Banks laughed and turned back to watch the experts at work. The photographs had been taken, and the team were busy searching the ground around the body.
‘We’ll need a more thorough search of the area,’ Gristhorpe said to Hatchley. ‘Can you get that organized, Sergeant?’
‘Yes, sir.’ Hatchley took out his notebook and pen. ‘I’ll get some men in from Helmthorpe and Eastvale.’
‘Tell them to look particularly for evidence of anything recently buried or burned. He must have been carrying a rucksack. We’re also looking for the weapon, a knife of some kind. And I think, Sergeant,’ Gristhorpe went on, ‘we’d better bring DC Richmond in on this after all. Get him to check on missing persons with the Police National Computer.’
Vic Manson, the fingerprint expert, approached them, shaking his head. ‘It’ll not be easy,’ he complained. ‘There might be prints left on three or four fingers but I can’t promise anything. I’ll try wax injections to unwrinkle the skin, and if they don’t work, it’ll have to be formaldehyde and alum.’
‘It’ll be a devil of a job finding out who he was,’ Banks said. ‘Even if we can get prints, there’s no guaranteeing they’ll be on record. And someone’s gone to great lengths to make sure we can’t recognize him by his face.’

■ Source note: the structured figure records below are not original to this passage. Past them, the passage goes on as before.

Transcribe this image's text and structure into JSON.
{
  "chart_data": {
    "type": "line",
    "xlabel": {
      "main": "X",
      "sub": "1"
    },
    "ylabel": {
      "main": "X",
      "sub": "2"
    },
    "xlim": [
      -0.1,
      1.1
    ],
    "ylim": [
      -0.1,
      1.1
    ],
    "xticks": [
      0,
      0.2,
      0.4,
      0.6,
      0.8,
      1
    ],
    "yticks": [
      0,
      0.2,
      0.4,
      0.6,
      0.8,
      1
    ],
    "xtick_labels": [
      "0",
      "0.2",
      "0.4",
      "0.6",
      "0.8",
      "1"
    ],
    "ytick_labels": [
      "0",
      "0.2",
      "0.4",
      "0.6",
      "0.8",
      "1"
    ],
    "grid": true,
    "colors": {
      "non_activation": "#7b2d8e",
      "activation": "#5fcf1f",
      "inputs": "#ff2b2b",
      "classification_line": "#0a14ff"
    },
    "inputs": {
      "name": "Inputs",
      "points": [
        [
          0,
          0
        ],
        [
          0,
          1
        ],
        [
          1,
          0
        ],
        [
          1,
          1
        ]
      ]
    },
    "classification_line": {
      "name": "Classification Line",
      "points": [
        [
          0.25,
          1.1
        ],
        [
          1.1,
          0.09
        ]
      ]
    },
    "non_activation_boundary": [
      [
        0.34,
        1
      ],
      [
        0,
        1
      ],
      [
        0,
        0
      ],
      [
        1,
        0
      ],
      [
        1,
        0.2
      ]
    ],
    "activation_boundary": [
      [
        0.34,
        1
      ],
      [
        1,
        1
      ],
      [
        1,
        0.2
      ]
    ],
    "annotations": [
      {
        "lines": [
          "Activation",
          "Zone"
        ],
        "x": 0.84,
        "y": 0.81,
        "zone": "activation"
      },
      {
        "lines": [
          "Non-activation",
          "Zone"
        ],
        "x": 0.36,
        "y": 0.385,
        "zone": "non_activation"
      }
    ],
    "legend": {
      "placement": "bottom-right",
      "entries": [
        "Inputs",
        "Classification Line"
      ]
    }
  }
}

‘There’s always the clothes,’ Gristhorpe said. ‘Or teeth. Though I can’t say I’ve ever had much luck with them myself.’
‘Me neither,’ Banks agreed. He always thought it amusing when he watched television detectives identify bodies from dental charts. If they really knew how long it would take every dentist in the country to search through every chart in his files… Only if the police already had some idea who the body was could dental charts confirm or deny the identity.
‘He might even be German,’ Hatchley added. ‘Or an American. You get a lot of foreigners walking the fells these days.’
Across the beck, two men wearing face masks slid the body into the large zip-up bag they had brought. Banks grimaced as he watched them brush off the maggots, shed in all directions, before they were finally able to secure the zip. They then started to carry their burden along the valley towards the winch.
‘Let’s go,’ Gristhorpe said. ‘It’s getting late. There’s nothing more to be done here till we can start a search. We’d better post a couple of men here for the night though. If the killer knows we’ve discovered the body and he’s buried important evidence nearby, he might come back after dark.’
Hatchley nodded.
‘We’ll arrange to send someone up,’ Gristhorpe went on. ‘You’d better stick around till they get here, Sergeant. See if you can persuade the rescue people to wait for them with the winch. If not, they’ll just have to come the long way, like we did.’
Banks saw Hatchley glance towards where the corpse had lain and shiver. He didn’t envy anyone stuck with the job of staying in this enchanted valley after dark.
Sam took Katie as roughly as usual in bed that night. And as usual she lay there and gave the illusion of enjoying herself. At least it didn’t hurt any more like it had at first. There were some things you had to do, some sins you had to commit because men were just made that way and you needed a man to take care of you in the world. The important thing, Katie had learned from her grandmother, was that you must not enjoy it. Grit your teeth and give them what they want, yes, even cheat a little and make them think you like it — especially if they treat you badly when you don’t seem enthusiastic — but under no circumstances should you find pleasure in it.
It never lasted long. That was one consolation. Soon Sam started breathing quickly, and she clung to him tighter and mouthed the sounds he liked to hear, told him the things he liked to know. At last he grunted and made her all wet. Then he rolled over on his side and quickly began snoring.